MR-double-zero
![Diagram of the proposed sequence development workflow called MR-double-zero. The core principle is a closed loop sequence parameter optimization running on a real MR scanner. A derivative-free optimizer ("nevergrad") sends the parametrized sequence to the MR scanner. The acquired raw data are mapped to a contrast prediction, which is compared to the given target contrast. The mean squared error between prediction and target informs the optimizer how to update the sequence parameters for the next iteration.](/717930/original-1702973889.jpg?t=eyJ3aWR0aCI6MjQ2LCJvYmpfaWQiOjcxNzkzMH0%3D--ebf87f230ba8d0b622e82a028bd3c67932fe013e)
Traditionally, the discovery of new MRI contrasts was often a trial-and-error process, typically involving laborious human interaction with the MR scanner or sophisticated simulations. For the latter, a theoretical description of the underlying MR physics is required to capture the desired contrast effects. In this context, a framework for MR sequence parameter optimization based on differentiable Bloch simulations has recently been introduced as "MRzero". However, such a theoretical model inevitably requires limiting assumptions that may neglect concomitant effects and imperfections that would occur in reality.
Here, we investigate whether novel contrasts can be found by performing numerical optimization directly on a real MR scanner instead of a simulation. To this end, a derivative-free optimization algorithm is set up to repeatedly update and execute a parametrized sequence on the scanner and map the acquired signals to a given target contrast. This approach requires neither a model nor human interaction with the scanner, therefore we call it "MR-double-zero".
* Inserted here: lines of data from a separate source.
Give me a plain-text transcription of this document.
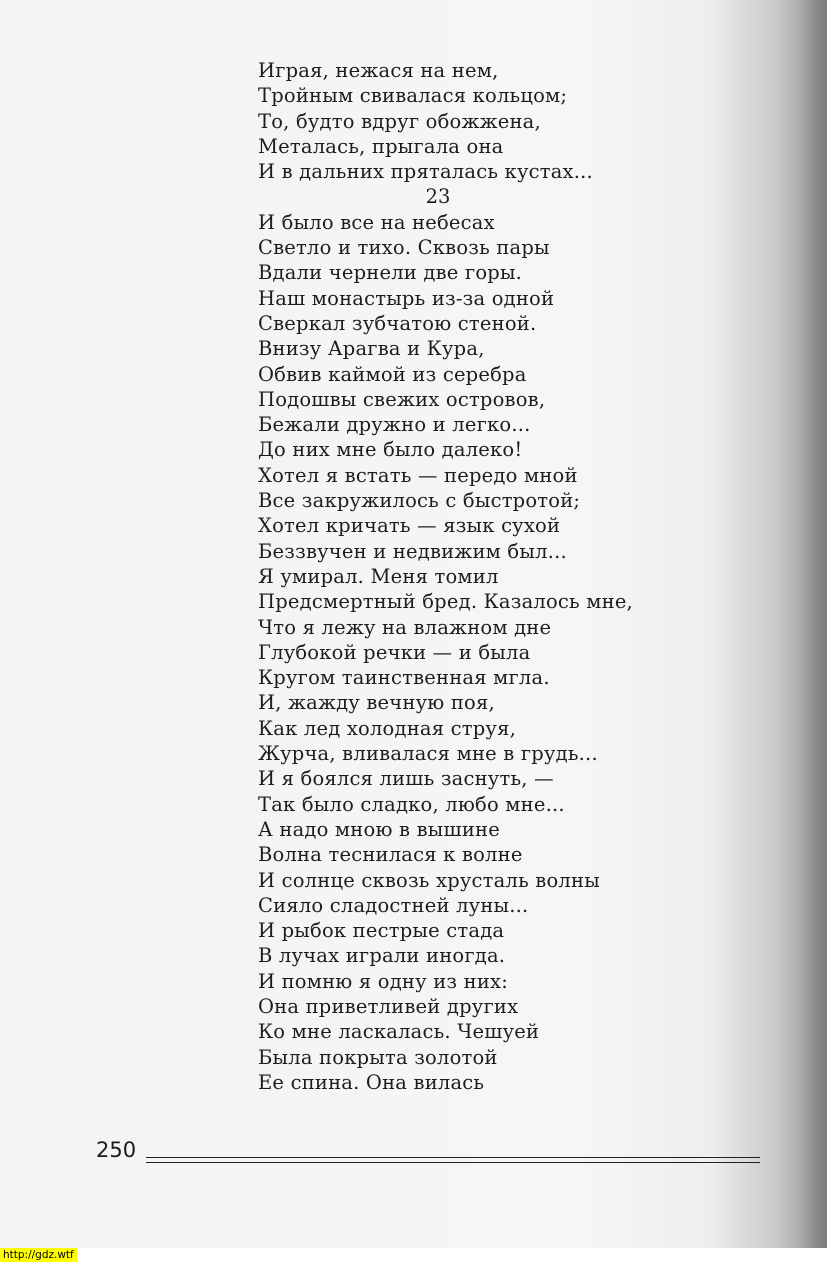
Играя, нежася на нем,
Тройным свивалася кольцом;
То, будто вдруг обожжена,
Металась, прыгала она
И в дальних пряталась кустах...
23
И было все на небесах
Светло и тихо. Сквозь пары
Вдали чернели две горы.
Наш монастырь из-за одной
Сверкал зубчатою стеной.
Внизу Арагва и Кура,
Обвив каймой из серебра
Подошвы свежих островов,
Бежали дружно и легко...
До них мне было далеко!
Хотел я встать — передо мной
Все закружилось с быстротой;
Хотел кричать — язык сухой
Беззвучен и недвижим был...
Я умирал. Меня томил
Предсмертный бред. Казалось мне,
Что я лежу на влажном дне
Глубокой речки — и была
Кругом таинственная мгла.
И, жажду вечную поя,
Как лед холодная струя,
Журча, вливалася мне в грудь...
И я боялся лишь заснуть, —
Так было сладко, любо мне...
А надо мною в вышине
Волна теснилася к волне
И солнце сквозь хрусталь волны
Сияло сладостней луны...
И рыбок пестрые стада
В лучах играли иногда.
И помню я одну из них:
Она приветливей других
Ко мне ласкалась. Чешуей
Была покрыта золотой
Ее спина. Она вилась
250
http://gdz.wtf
To mimic a real contrast discovery, as a proof-of-principle, we pretend that the chemical exchange saturation transfer (CEST) effect of creatine guanidine protons is unknown and to be discovered autonomously with MR-double-zero. For this purpose, we provided a phantom consisting of appropriately prepared sample solutions of different creatine concentrations, which were made indistinguishable in conventional T1 and T2 contrasts. It was demonstrated that MR-double-zero jointly finds optimized RF preparation parameters and image post-processing that allow quantification of absolute creatine concentration. The optimization was completed after 300 iterations for 6 optimizable parameters, which took ~3h.